Diaz, who has raised $243,835 to Logan's $138,470, has been hit by a flier saying he did not support a legislative measure to further restrict abortions, and by a piece saying he voted to approve a tuition hike at public universities.

"When they're knocking on doors, they're saying everything: that I'm pro-abortion, that I'm gay,” said Diaz, the vice-chairman of the Miami-Dade legislative delegation, who is married and has two children. "That I voted for a 15-percent increase for [Florida International University] tuition."

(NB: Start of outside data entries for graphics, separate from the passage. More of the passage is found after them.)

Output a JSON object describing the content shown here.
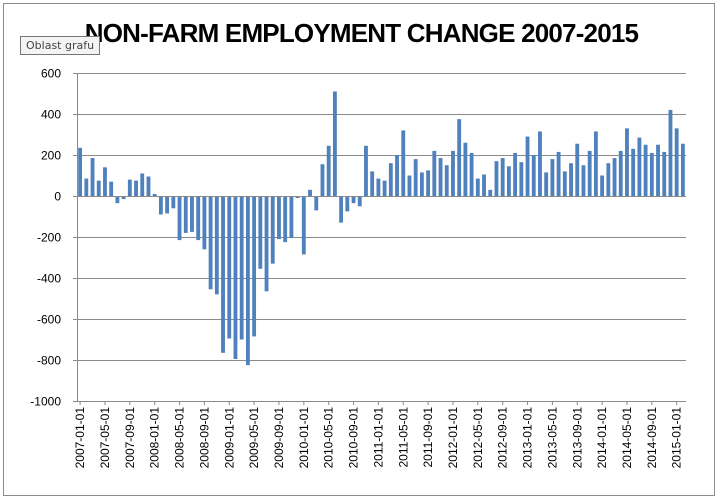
{
  "tooltip": "Oblast grafu",
  "chart_data": {
    "type": "bar",
    "title": "NON-FARM EMPLOYMENT CHANGE 2007-2015",
    "xlabel": "",
    "ylabel": "",
    "ylim": [
      -1000,
      600
    ],
    "yticks": [
      600,
      400,
      200,
      0,
      -200,
      -400,
      -600,
      -800,
      -1000
    ],
    "grid": true,
    "legend": "none",
    "bar_color": "#4f81bd",
    "x_start": "2007-01",
    "xtick_labels": [
      "2007-01-01",
      "2007-05-01",
      "2007-09-01",
      "2008-01-01",
      "2008-05-01",
      "2008-09-01",
      "2009-01-01",
      "2009-05-01",
      "2009-09-01",
      "2010-01-01",
      "2010-05-01",
      "2010-09-01",
      "2011-01-01",
      "2011-05-01",
      "2011-09-01",
      "2012-01-01",
      "2012-05-01",
      "2012-09-01",
      "2013-01-01",
      "2013-05-01",
      "2013-09-01",
      "2014-01-01",
      "2014-05-01",
      "2014-09-01",
      "2015-01-01"
    ],
    "values": [
      235,
      85,
      185,
      75,
      140,
      70,
      -35,
      -15,
      80,
      75,
      110,
      95,
      10,
      -90,
      -85,
      -60,
      -215,
      -180,
      -175,
      -215,
      -260,
      -455,
      -480,
      -765,
      -695,
      -795,
      -700,
      -825,
      -685,
      -355,
      -465,
      -330,
      -210,
      -225,
      -205,
      -10,
      -285,
      30,
      -70,
      155,
      245,
      510,
      -130,
      -75,
      -35,
      -50,
      245,
      120,
      85,
      75,
      160,
      200,
      320,
      100,
      180,
      115,
      125,
      220,
      185,
      150,
      220,
      375,
      260,
      210,
      85,
      105,
      30,
      170,
      185,
      145,
      210,
      165,
      290,
      200,
      315,
      115,
      180,
      215,
      120,
      160,
      255,
      150,
      220,
      315,
      100,
      160,
      185,
      220,
      330,
      230,
      285,
      250,
      210,
      250,
      215,
      420,
      330,
      255
    ]
  }
}
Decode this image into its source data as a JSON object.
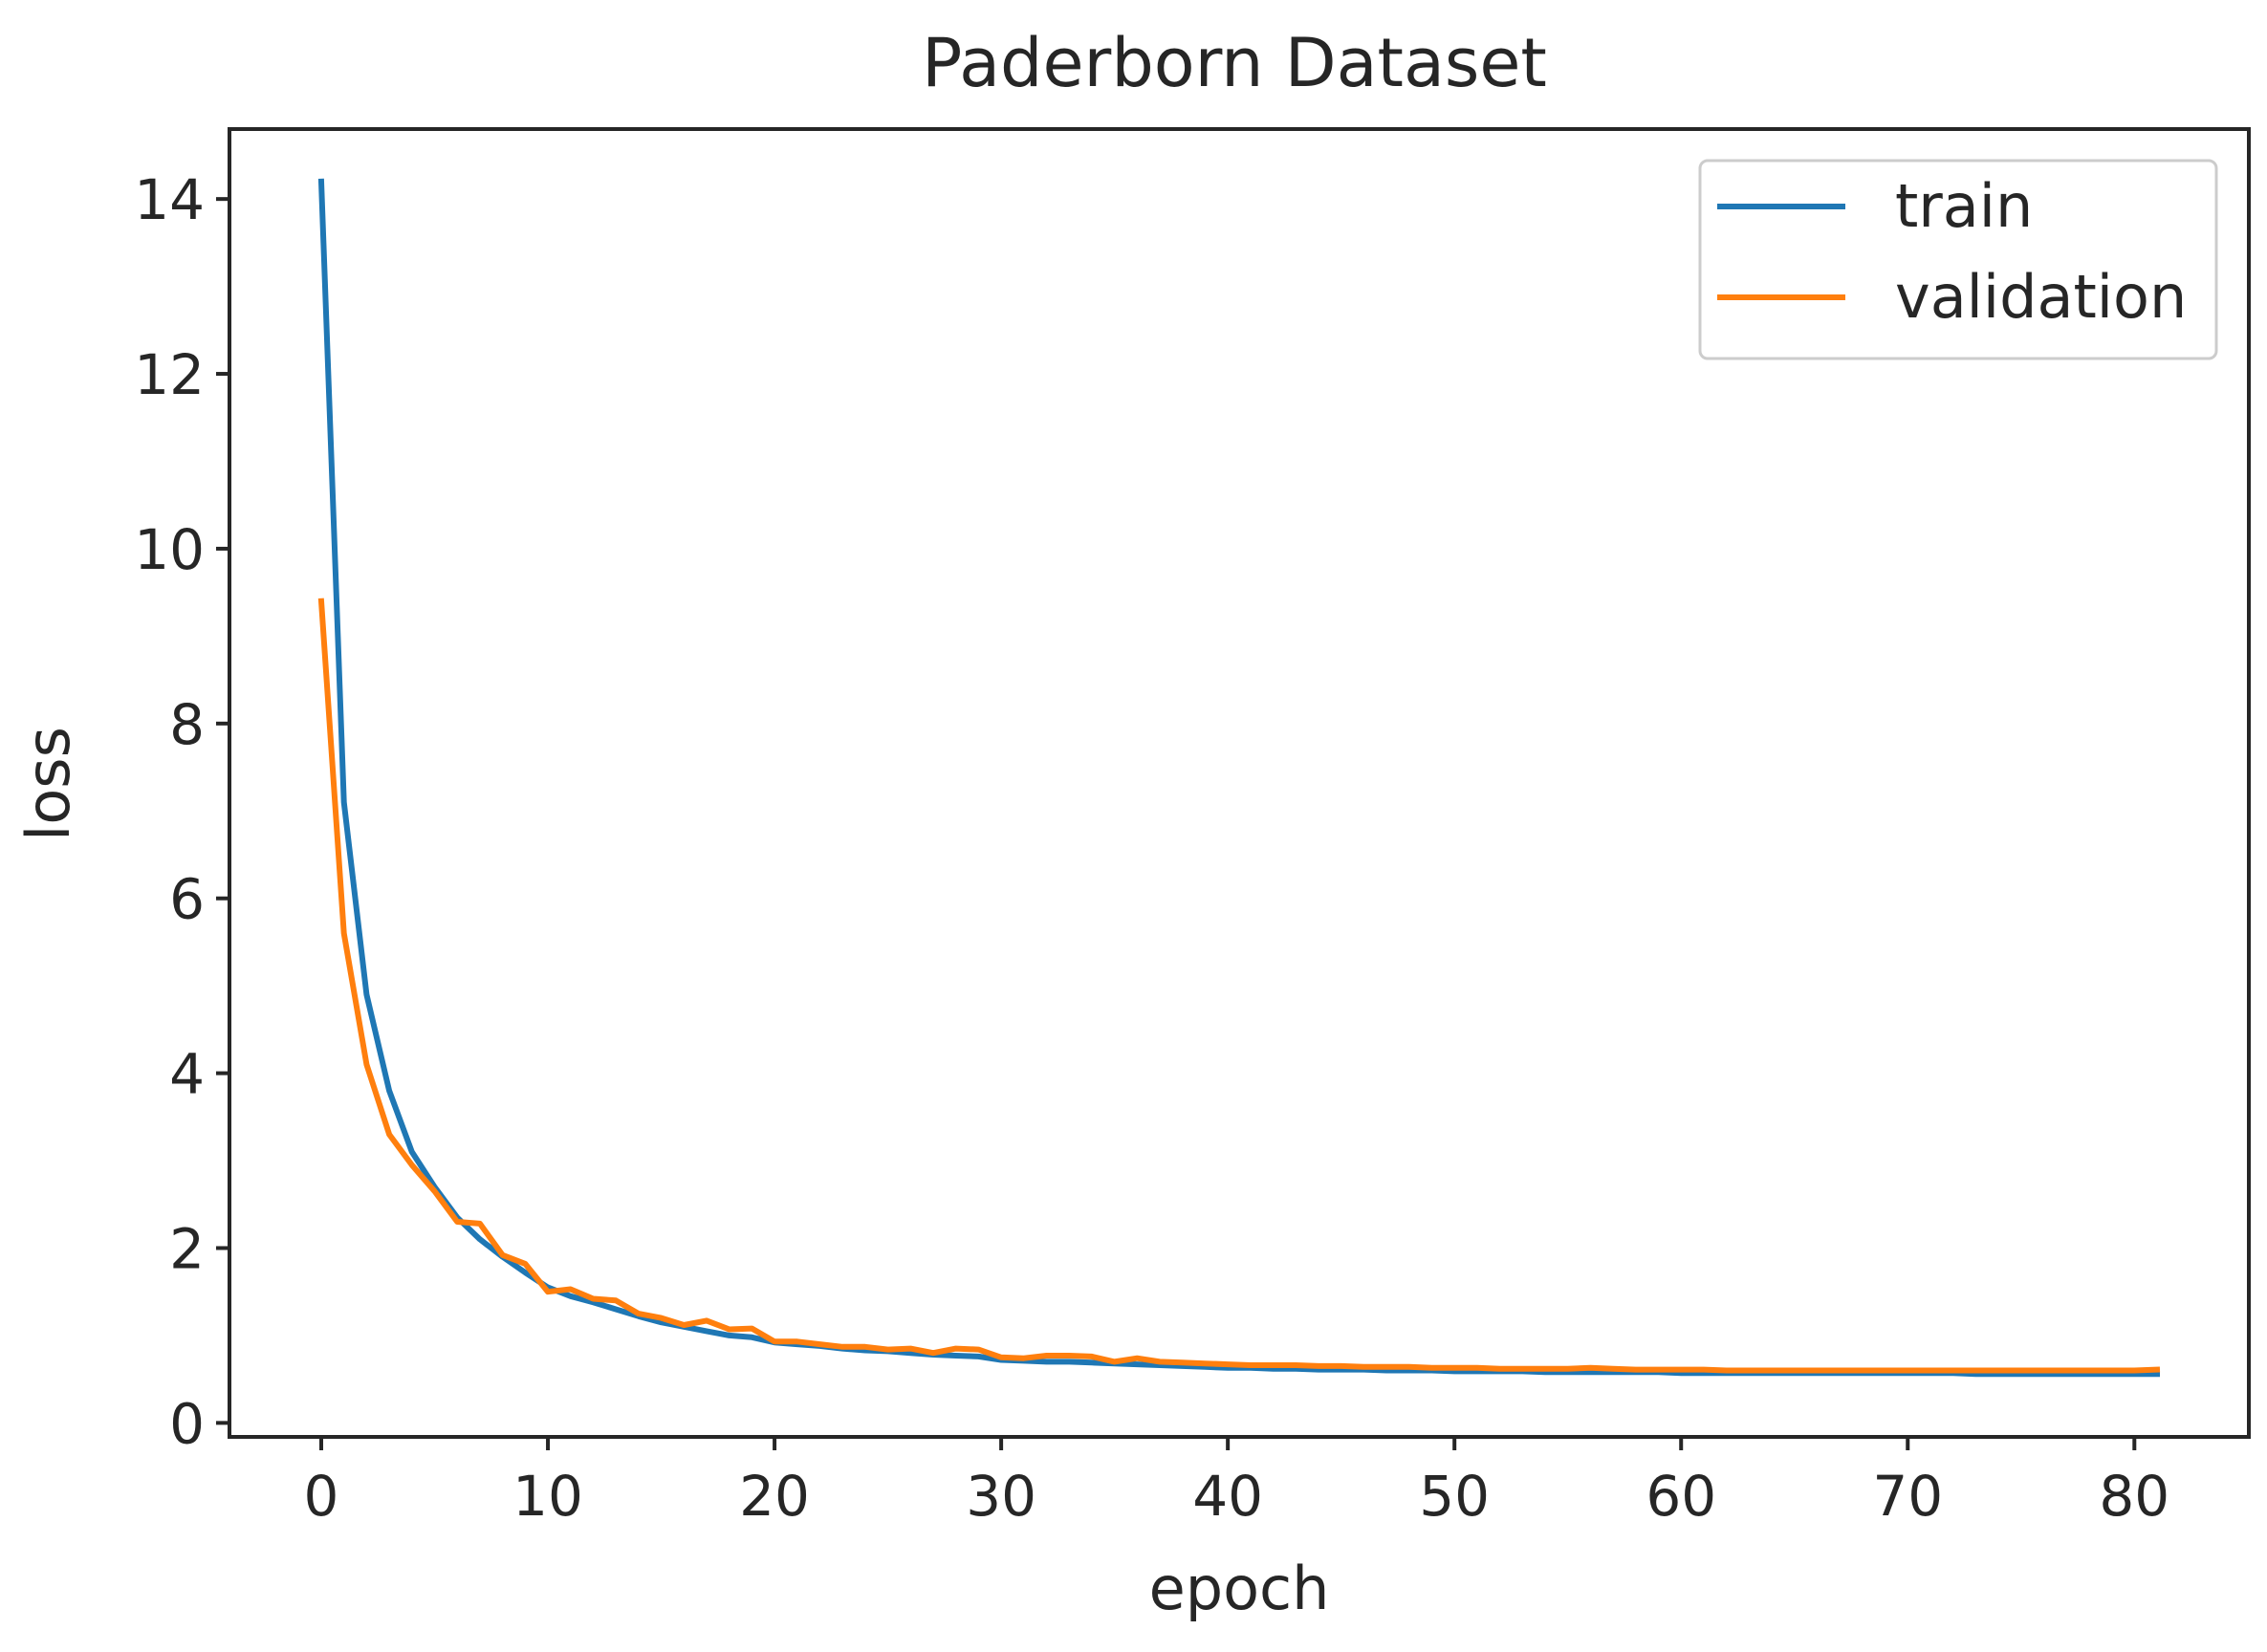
{
  "chart_data": {
    "type": "line",
    "title": "Paderborn Dataset",
    "xlabel": "epoch",
    "ylabel": "loss",
    "xlim": [
      -4.05,
      85.05
    ],
    "ylim": [
      -0.16,
      14.8
    ],
    "xticks": [
      0,
      10,
      20,
      30,
      40,
      50,
      60,
      70,
      80
    ],
    "yticks": [
      0,
      2,
      4,
      6,
      8,
      10,
      12,
      14
    ],
    "grid": false,
    "legend": "top-right",
    "x": [
      0,
      1,
      2,
      3,
      4,
      5,
      6,
      7,
      8,
      9,
      10,
      11,
      12,
      13,
      14,
      15,
      16,
      17,
      18,
      19,
      20,
      21,
      22,
      23,
      24,
      25,
      26,
      27,
      28,
      29,
      30,
      31,
      32,
      33,
      34,
      35,
      36,
      37,
      38,
      39,
      40,
      41,
      42,
      43,
      44,
      45,
      46,
      47,
      48,
      49,
      50,
      51,
      52,
      53,
      54,
      55,
      56,
      57,
      58,
      59,
      60,
      61,
      62,
      63,
      64,
      65,
      66,
      67,
      68,
      69,
      70,
      71,
      72,
      73,
      74,
      75,
      76,
      77,
      78,
      79,
      80,
      81
    ],
    "series": [
      {
        "name": "train",
        "color": "#1f77b4",
        "values": [
          14.2,
          7.1,
          4.9,
          3.8,
          3.1,
          2.7,
          2.35,
          2.1,
          1.9,
          1.72,
          1.55,
          1.45,
          1.38,
          1.3,
          1.22,
          1.15,
          1.1,
          1.05,
          1.0,
          0.98,
          0.92,
          0.9,
          0.88,
          0.85,
          0.83,
          0.82,
          0.8,
          0.78,
          0.77,
          0.76,
          0.72,
          0.71,
          0.7,
          0.7,
          0.69,
          0.68,
          0.67,
          0.66,
          0.65,
          0.64,
          0.63,
          0.63,
          0.62,
          0.62,
          0.61,
          0.61,
          0.61,
          0.6,
          0.6,
          0.6,
          0.59,
          0.59,
          0.59,
          0.59,
          0.58,
          0.58,
          0.58,
          0.58,
          0.58,
          0.58,
          0.57,
          0.57,
          0.57,
          0.57,
          0.57,
          0.57,
          0.57,
          0.57,
          0.57,
          0.57,
          0.57,
          0.57,
          0.57,
          0.56,
          0.56,
          0.56,
          0.56,
          0.56,
          0.56,
          0.56,
          0.56,
          0.56
        ]
      },
      {
        "name": "validation",
        "color": "#ff7f0e",
        "values": [
          9.4,
          5.6,
          4.1,
          3.3,
          2.95,
          2.65,
          2.3,
          2.28,
          1.92,
          1.82,
          1.5,
          1.53,
          1.42,
          1.4,
          1.25,
          1.2,
          1.12,
          1.17,
          1.07,
          1.08,
          0.93,
          0.93,
          0.9,
          0.87,
          0.87,
          0.84,
          0.85,
          0.8,
          0.85,
          0.84,
          0.75,
          0.74,
          0.77,
          0.77,
          0.76,
          0.7,
          0.74,
          0.7,
          0.69,
          0.68,
          0.67,
          0.66,
          0.66,
          0.66,
          0.65,
          0.65,
          0.64,
          0.64,
          0.64,
          0.63,
          0.63,
          0.63,
          0.62,
          0.62,
          0.62,
          0.62,
          0.63,
          0.62,
          0.61,
          0.61,
          0.61,
          0.61,
          0.6,
          0.6,
          0.6,
          0.6,
          0.6,
          0.6,
          0.6,
          0.6,
          0.6,
          0.6,
          0.6,
          0.6,
          0.6,
          0.6,
          0.6,
          0.6,
          0.6,
          0.6,
          0.6,
          0.61
        ]
      }
    ]
  }
}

The first mailer was paid for by Citizen Action, an ECO registered to Logan consultant Keith Donner. The second came from Parents for Better Education, an ECO registered earlier this year with the county elections department to a Bobbie Mesa of West Miami-Dade. (The other committees mentioned in this post are registered with the state division of elections.)

In addition to the campaign infighting, Logan has been hit by a Florida House ethics complaint from J.C. Planas, a Republican former state representative and lawyer. Planas, who supports Diaz in the race, says Logan broke Florida House rules when Vision 305, a Committee of Continuous Existence (CCE) registered to Donner, reported accepting contributions during the legislative session in January. Vision 305’s website lists as "associated" legislators and candidates Logan and three Democrats: Sen. Gwen Margolis, Rep. John Patrick Julien and candidate Adam Kravitz.

In the complaint, Planas says CCEs "are intricately associated with the member and must abide by the fundraising restrictions imposed on the member unlike other CCEs unaffiliated with any election official."

Logan, however, said in an interview last week that she does not run the committee. "That's not my CCE," she said. "That's not my money."

Logan told the editorial board Wednesday that groups and other Miami-Dade lawmakers have sided with Diaz "because I'm a woman. An independent woman."

Diaz, however, had none of it.

"This isn't about men versus women, and I don't want it painted as that," he said. "In politics, people get attacked and it's not because of their gender. It's because of their record. And everything there is on her record."

Both lamented that the campaign has gotten so ugly.

"It sucks," Diaz said. "It really sucks."

Quipped Logan: "Listen, he could have moved somewhere else."